Bench Memos

Law & the Courts

Divided Sixth Circuit Panel Rejects First Amendment Challenge to School’s Transgender Pronoun Policy

On Monday, a divided panel of the Sixth Circuit ruled (in Parents Defending Education v. Olentangy School District) that parents and students challenging a school district’s policy against the use of what the majority calls “non-preferred pronouns” were not entitled to injunctive relief on their First Amendment claim. In the majority’s summary, the policies “prohibit students from repeatedly and intentionally using non-preferred pronouns to refer to their classmates.”

Judge Jane Stranch wrote the majority opinion, which Judge Stephanie Dawkins Davis joined. Emphasizing that the “standard of review matters here,” Stranch concludes that plaintiffs failed to meet their “burden to show clearly that the factors weigh in its favor to such a degree that the extraordinary remedy of a preliminary injunction is warranted.”

Among the majority’s conclusions:

  • Because plaintiffs brought a pre-enforcement challenge, “no prohibited speech has yet occurred, and [the school district] cannot be faulted for failing to identify disruption from speech that is merely hypothesized.”
  • “Students who do not want to use their transgender classmates’ preferred pronouns may permissibly use no pronouns at all, and refer to their classmates using first names.”
  • The policies do not discriminate on the basis of viewpoint because they “proscribe harassment, misconduct, and other disruptive speech across a variety of categories” and allow students to “communicate their belief that sex is immutable through means other than the use of nonpreferred pronouns.”
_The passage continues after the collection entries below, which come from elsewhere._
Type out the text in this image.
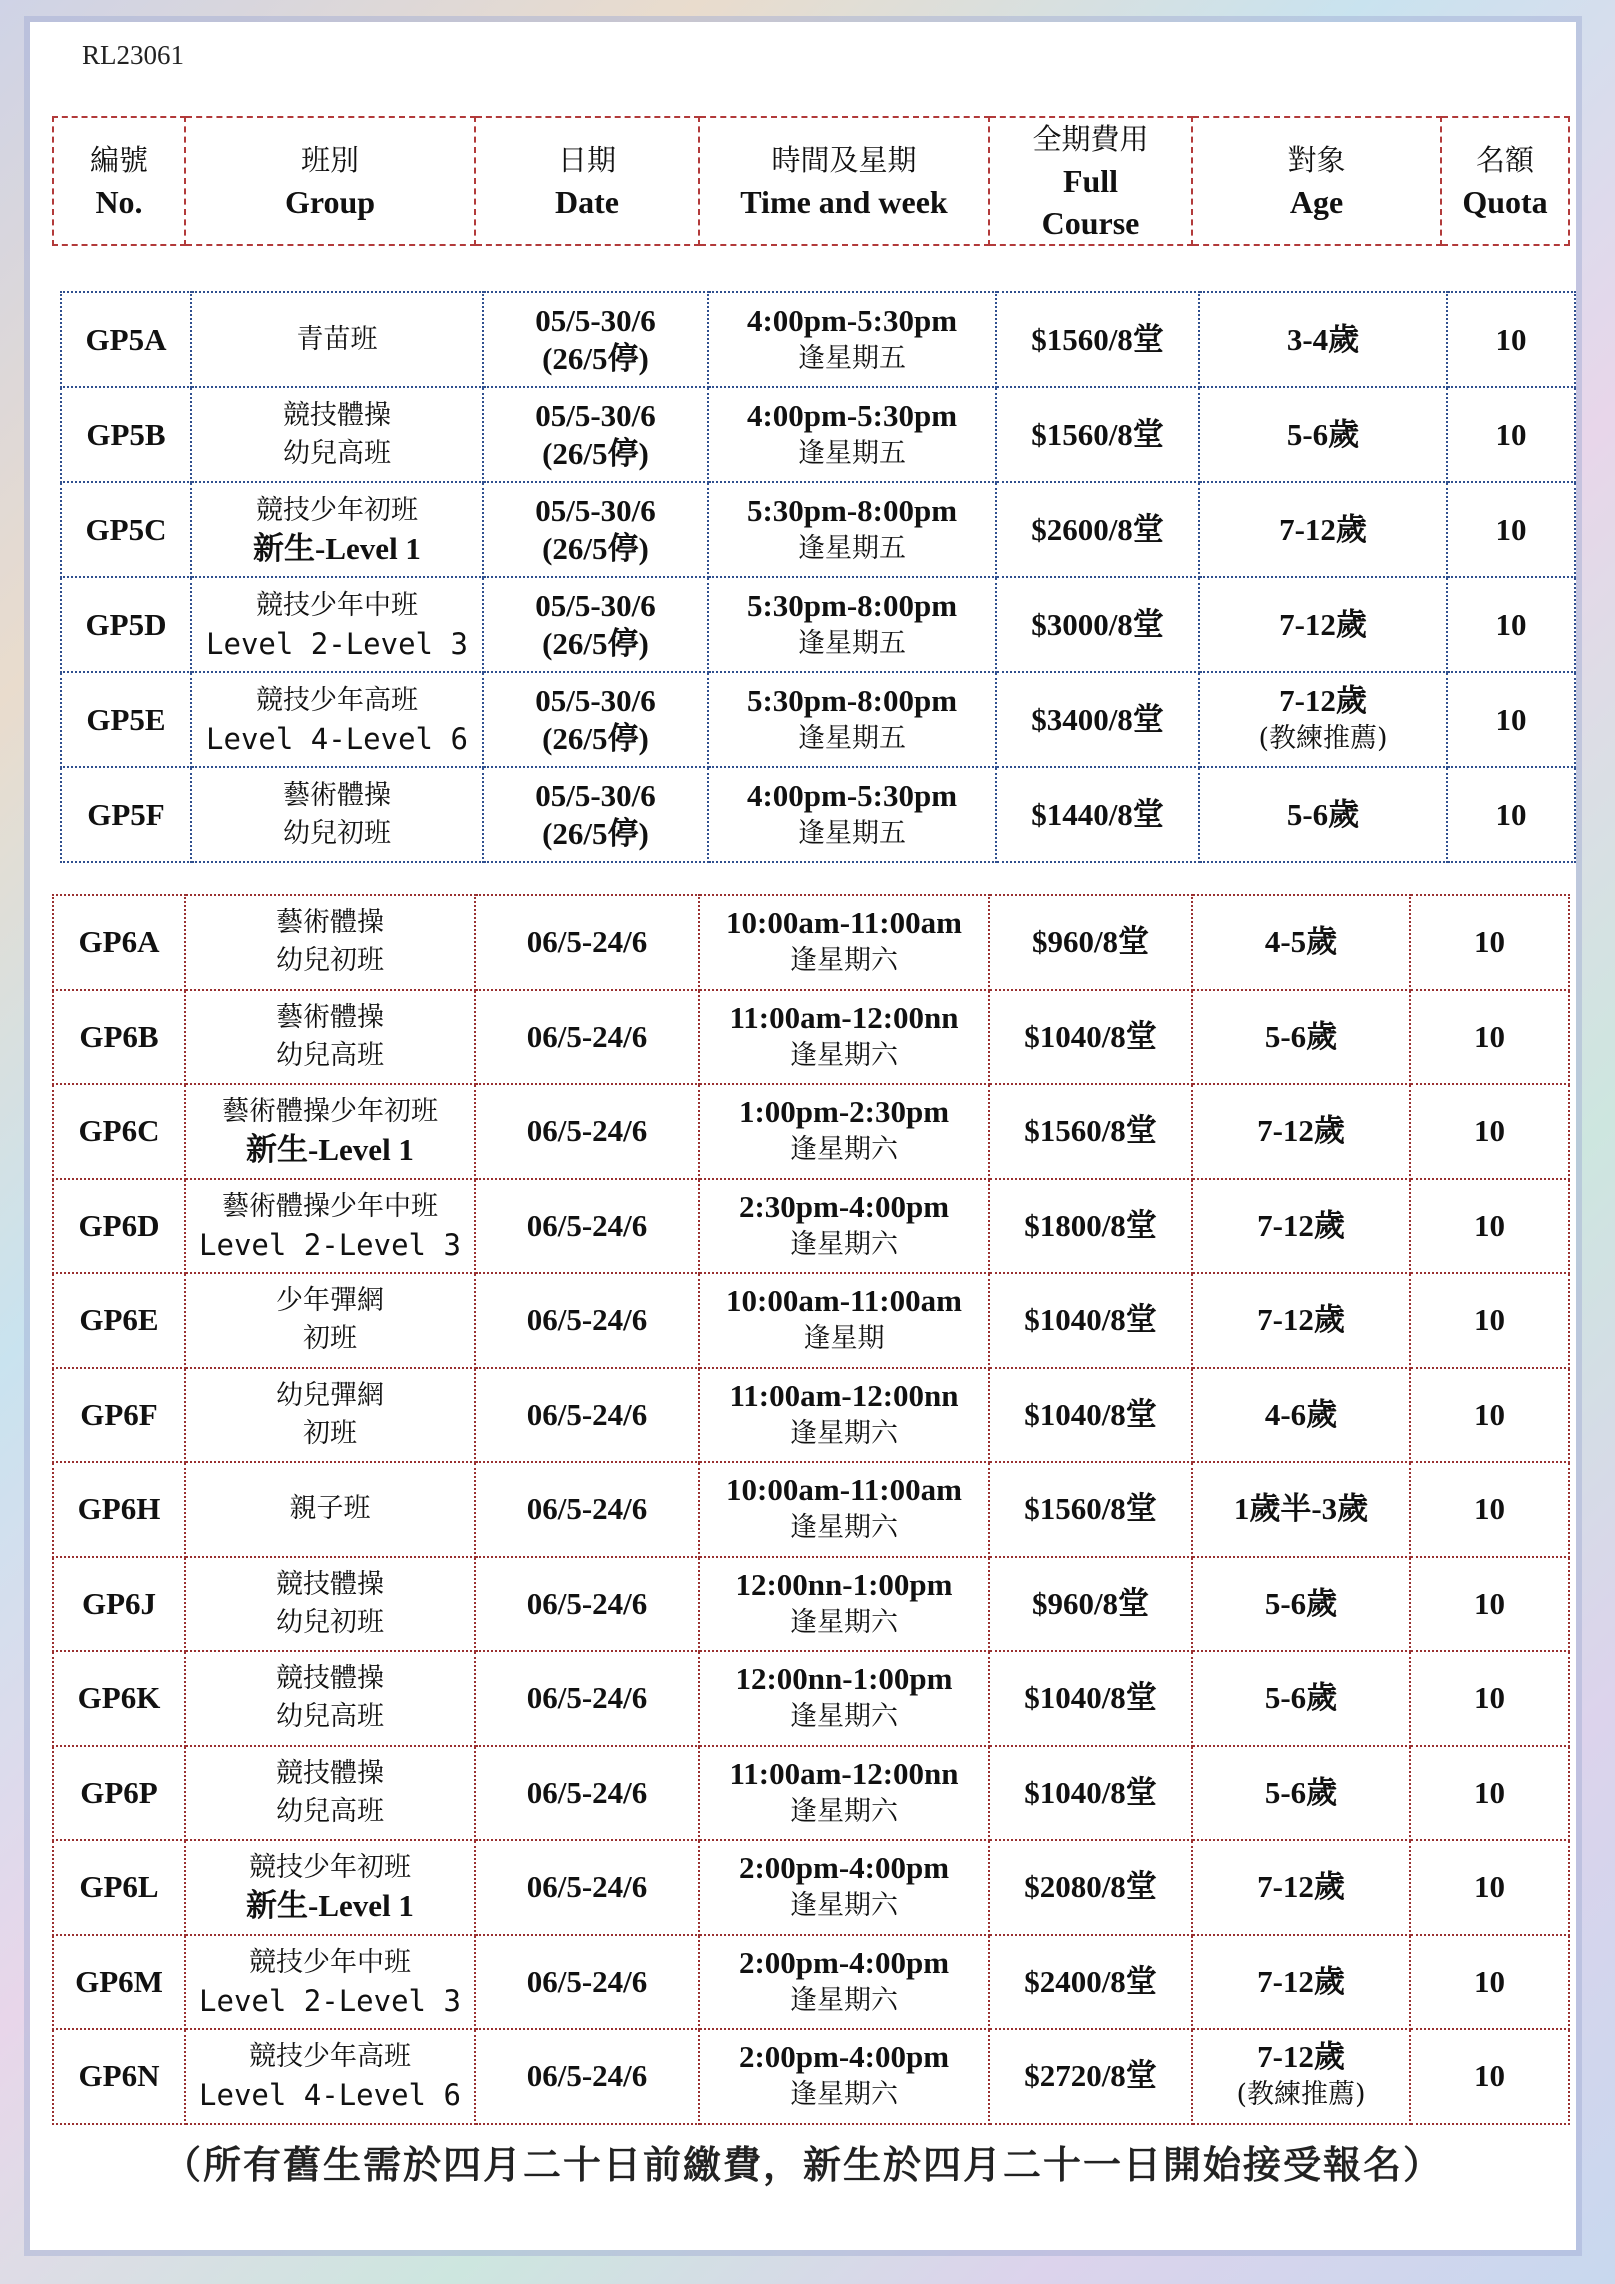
RL23061
編號
No.

班別
Group

日期
Date

時間及星期
Time and week

全期費用
Full
Course

對象
Age

名額
Quota
GP5A	青苗班	05/5-30/6
(26/5停)	4:00pm-5:30pm
逢星期五	$1560/8堂	3-4歲	10

GP5B	競技體操
幼兒高班	05/5-30/6
(26/5停)	4:00pm-5:30pm
逢星期五	$1560/8堂	5-6歲	10

GP5C	競技少年初班
新生-Level 1	05/5-30/6
(26/5停)	5:30pm-8:00pm
逢星期五	$2600/8堂	7-12歲	10

GP5D	競技少年中班
Level 2-Level 3	05/5-30/6
(26/5停)	5:30pm-8:00pm
逢星期五	$3000/8堂	7-12歲	10

GP5E	競技少年高班
Level 4-Level 6	05/5-30/6
(26/5停)	5:30pm-8:00pm
逢星期五	$3400/8堂	7-12歲
(教練推薦)	10

GP5F	藝術體操
幼兒初班	05/5-30/6
(26/5停)	4:00pm-5:30pm
逢星期五	$1440/8堂	5-6歲	10
GP6A	藝術體操
幼兒初班	06/5-24/6	10:00am-11:00am
逢星期六	$960/8堂	4-5歲	10

GP6B	藝術體操
幼兒高班	06/5-24/6	11:00am-12:00nn
逢星期六	$1040/8堂	5-6歲	10

GP6C	藝術體操少年初班
新生-Level 1	06/5-24/6	1:00pm-2:30pm
逢星期六	$1560/8堂	7-12歲	10

GP6D	藝術體操少年中班
Level 2-Level 3	06/5-24/6	2:30pm-4:00pm
逢星期六	$1800/8堂	7-12歲	10

GP6E	少年彈網
初班	06/5-24/6	10:00am-11:00am
逢星期	$1040/8堂	7-12歲	10

GP6F	幼兒彈網
初班	06/5-24/6	11:00am-12:00nn
逢星期六	$1040/8堂	4-6歲	10

GP6H	親子班	06/5-24/6	10:00am-11:00am
逢星期六	$1560/8堂	1歲半-3歲	10

GP6J	競技體操
幼兒初班	06/5-24/6	12:00nn-1:00pm
逢星期六	$960/8堂	5-6歲	10

GP6K	競技體操
幼兒高班	06/5-24/6	12:00nn-1:00pm
逢星期六	$1040/8堂	5-6歲	10

GP6P	競技體操
幼兒高班	06/5-24/6	11:00am-12:00nn
逢星期六	$1040/8堂	5-6歲	10

GP6L	競技少年初班
新生-Level 1	06/5-24/6	2:00pm-4:00pm
逢星期六	$2080/8堂	7-12歲	10

GP6M	競技少年中班
Level 2-Level 3	06/5-24/6	2:00pm-4:00pm
逢星期六	$2400/8堂	7-12歲	10

GP6N	競技少年高班
Level 4-Level 6	06/5-24/6	2:00pm-4:00pm
逢星期六	$2720/8堂	7-12歲
(教練推薦)	10
（所有舊生需於四月二十日前繳費，新生於四月二十一日開始接受報名）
Here is an excerpt from the opening of Judge Alice Batchelder’s powerful dissent (citations omitted):

As I understand it, the plaintiffs’ position—based on their scientific (biology, physiology, and genetics) and religious beliefs—is that biological gender is immutable, people are either male or female, and there is no such thing as “gender transition”; that is a made-up thing, imaginary or make believe, and a public school cannot force their children to pretend it is a real thing. Agree or disagree, but that is their position.

In that light, the speech at issue here concerns the existence of gender transition, not just a debate about gender-identity issues or misgendering. The Olentangy Local School District’s view—contrary to Parents Defending Education’s—is that there is such a thing as gender transition; it is real, worthy of recognition and, in fact, worthy of protection in the public schools. Why else would the District require preferred pronouns, prohibit biological pronouns, or press the odd compromise of no pronouns at all? Therefore, the governmental authority (the District) has taken a clear position (viewpoint) in which all of its captive subjects (students) must affirm the existence of gender transition (either through words or silence), regardless of their own view. This is a viewpoint-based regulation of speech.

And in this light, it is also compelled speech—the students’ only options begin from the District’s viewpoint that gender transition is a real thing; from there the students must conform their own expression around that viewpoint. The Constitution prohibits this….

The majority also concludes that there is no viewpoint problem here because the District has expressed no view about whether gender transition is good or bad, and the students remain free to discuss or debate it. That is like saying the school has taken no viewpoint on ghosts when it has students debate whether ghosts are good or evil. But the plaintiffs’ point would be that there is no such thing as ghosts! And the school has no business forcing children to believe in ghosts. Again, whether you agree or disagree, PDE’s position is that gender transition is fictitious, just like ghosts. [Emphasis in original.]